Artificial intelligence and machine learning algorithms that can read lips from videos are nothing extraordinary, actually.
In 2016, researchers from Google and the University of Oxford detailed a system capable of lip-reading and annotating movies with 46,8% accuracy. Does it seem little to you? It already outperformed the 12,4% accuracy of a professional human lip reader. And there was no LIBS yet.
However, 46,8% are not up to par with the capabilities that artificial intelligence can show today. State-of-the-art systems struggle to overcome ambiguities in lip movements, which prevents their performance from surpassing that of audio-based speech recognition.
In search of a more performing system, researchers from Alibaba, Zhejiang University and Stevens Institute of Technology they devised a method dubbed Lip-by-Speech (LIBS), which uses features extracted from speech recognitions to serve as complementary clues. The system raises the bar by a further 8%, and can still improve.

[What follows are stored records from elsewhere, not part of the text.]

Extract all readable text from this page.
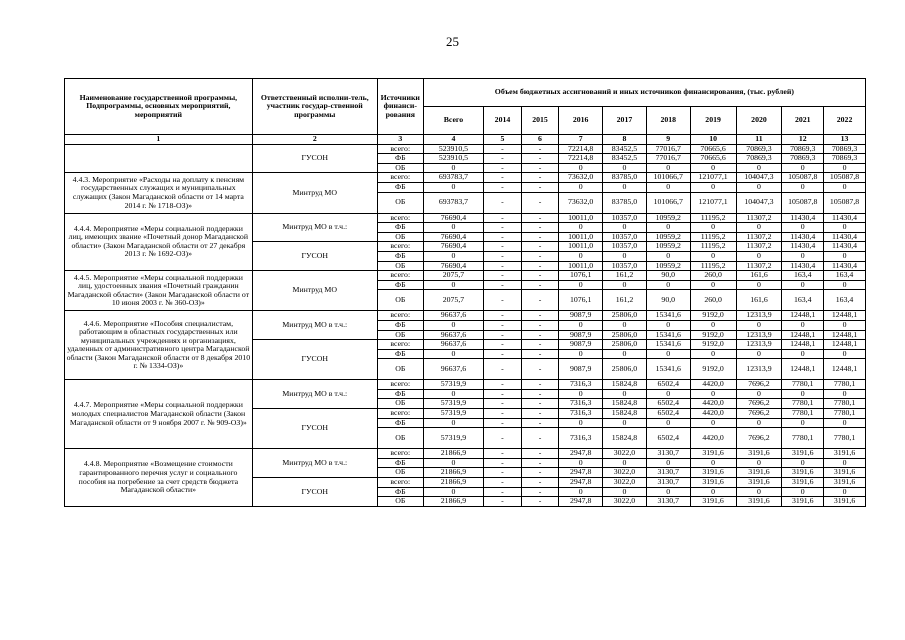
25
Наименование государственной программы, Подпрограммы, основных мероприятий, мероприятий	Ответственный исполни-тель, участник государ-ственной программы	Источники финанси-рования	Объем бюджетных ассигнований и иных источников финансирования, (тыс. рублей)									
			Всего	2014	2015	2016	2017	2018	2019	2020	2021	2022
1	2	3	4	5	6	7	8	9	10	11	12	13
	ГУСОН	всего:	523910,5	-	-	72214,8	83452,5	77016,7	70665,6	70869,3	70869,3	70869,3
		ФБ	523910,5	-	-	72214,8	83452,5	77016,7	70665,6	70869,3	70869,3	70869,3
		ОБ	0	-	-	0	0	0	0	0	0	0
4.4.3. Мероприятие «Расходы на доплату к пенсиям государственных служащих и муниципальных служащих (Закон Магаданской области от 14 марта 2014 г. № 1718-ОЗ)»	Минтруд МО	всего:	693783,7	-	-	73632,0	83785,0	101066,7	121077,1	104047,3	105087,8	105087,8
		ФБ	0	-	-	0	0	0	0	0	0	0
		ОБ	693783,7	-	-	73632,0	83785,0	101066,7	121077,1	104047,3	105087,8	105087,8
4.4.4. Мероприятие «Меры социальной поддержки лиц, имеющих звание «Почетный донор Магаданской области» (Закон Магаданской области от 27 декабря 2013 г. № 1692-ОЗ)»	Минтруд МО в т.ч.:	всего:	76690,4	-	-	10011,0	10357,0	10959,2	11195,2	11307,2	11430,4	11430,4
		ФБ	0	-	-	0	0	0	0	0	0	0
		ОБ	76690,4	-	-	10011,0	10357,0	10959,2	11195,2	11307,2	11430,4	11430,4
	ГУСОН	всего:	76690,4	-	-	10011,0	10357,0	10959,2	11195,2	11307,2	11430,4	11430,4
		ФБ	0	-	-	0	0	0	0	0	0	0
		ОБ	76690,4	-	-	10011,0	10357,0	10959,2	11195,2	11307,2	11430,4	11430,4
4.4.5. Мероприятие «Меры социальной поддержки лиц, удостоенных звания «Почетный гражданин Магаданской области» (Закон Магаданской области от 10 июня 2003 г. № 360-ОЗ)»	Минтруд МО	всего:	2075,7	-	-	1076,1	161,2	90,0	260,0	161,6	163,4	163,4
		ФБ	0	-	-	0	0	0	0	0	0	0
		ОБ	2075,7	-	-	1076,1	161,2	90,0	260,0	161,6	163,4	163,4
4.4.6. Мероприятие «Пособия специалистам, работающим в областных государственных или муниципальных учреждениях и организациях, удаленных от административного центра Магаданской области (Закон Магаданской области от 8 декабря 2010 г. № 1334-ОЗ)»	Минтруд МО в т.ч.:	всего:	96637,6	-	-	9087,9	25806,0	15341,6	9192,0	12313,9	12448,1	12448,1
		ФБ	0	-	-	0	0	0	0	0	0	0
		ОБ	96637,6	-	-	9087,9	25806,0	15341,6	9192,0	12313,9	12448,1	12448,1
	ГУСОН	всего:	96637,6	-	-	9087,9	25806,0	15341,6	9192,0	12313,9	12448,1	12448,1
		ФБ	0	-	-	0	0	0	0	0	0	0
		ОБ	96637,6	-	-	9087,9	25806,0	15341,6	9192,0	12313,9	12448,1	12448,1
4.4.7. Мероприятие «Меры социальной поддержки молодых специалистов Магаданской области (Закон Магаданской области от 9 ноября 2007 г. № 909-ОЗ)»	Минтруд МО в т.ч.:	всего:	57319,9	-	-	7316,3	15824,8	6502,4	4420,0	7696,2	7780,1	7780,1
		ФБ	0	-	-	0	0	0	0	0	0	0
		ОБ	57319,9	-	-	7316,3	15824,8	6502,4	4420,0	7696,2	7780,1	7780,1
	ГУСОН	всего:	57319,9	-	-	7316,3	15824,8	6502,4	4420,0	7696,2	7780,1	7780,1
		ФБ	0	-	-	0	0	0	0	0	0	0
		ОБ	57319,9	-	-	7316,3	15824,8	6502,4	4420,0	7696,2	7780,1	7780,1
4.4.8. Мероприятие «Возмещение стоимости гарантированного перечня услуг и социального пособия на погребение за счет средств бюджета Магаданской области»	Минтруд МО в т.ч.:	всего:	21866,9	-	-	2947,8	3022,0	3130,7	3191,6	3191,6	3191,6	3191,6
		ФБ	0	-	-	0	0	0	0	0	0	0
		ОБ	21866,9	-	-	2947,8	3022,0	3130,7	3191,6	3191,6	3191,6	3191,6
	ГУСОН	всего:	21866,9	-	-	2947,8	3022,0	3130,7	3191,6	3191,6	3191,6	3191,6
		ФБ	0	-	-	0	0	0	0	0	0	0
		ОБ	21866,9	-	-	2947,8	3022,0	3130,7	3191,6	3191,6	3191,6	3191,6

LIBS and other similar solutions may help hearing impaired people to follow videos without subtitles. It is estimated that 466 million people worldwide suffer from hearing loss, which is about 5% of the world's population. By 2050, the number could rise to over 900 million, according to the World Health Organization.
The AI method for reading the lip
LIBS derives useful audio information from several factors: Like a skilled cryptographer, AI hunts for understandable words. At that point he compares them with the correspondence to the lip and goes to look for all similar labile ones. But it does not stop there: it also compares the video frequency of those frames, and other technical clues, refining the search to read the lip even in words incomprehensible to our ear.
If it seems complicated, try again, but I don't promise anything.
I quote from Technology presentation paper. "Both speech recognition and LIBS lip reader components are based on an attention-based sequence-sequence architecture, a method of machine translation that maps an input to a sequence (audio or video)."
Researchers trained AI on a first database containing over 45.000 phrases spoken by the BBC, and on the CMLR, the largest Chinese corpus available for lip reading in Mandarin Chinese, with over 100.000 natural phrases.
The fields of application are not limited to help for the deaf. The custom of attributing a "socially noble" use to each technology must never make us forget that the main use of these technologies is in the military or security sector.
Nobody has thought that this system can make the surveillance of security even more infallible and pervasive amazing new security cameras, or new satellite systems?
With the AI now become a omniscient eye it will be a joke to listen (or rebuild) our whispers even from an orbiting satellite.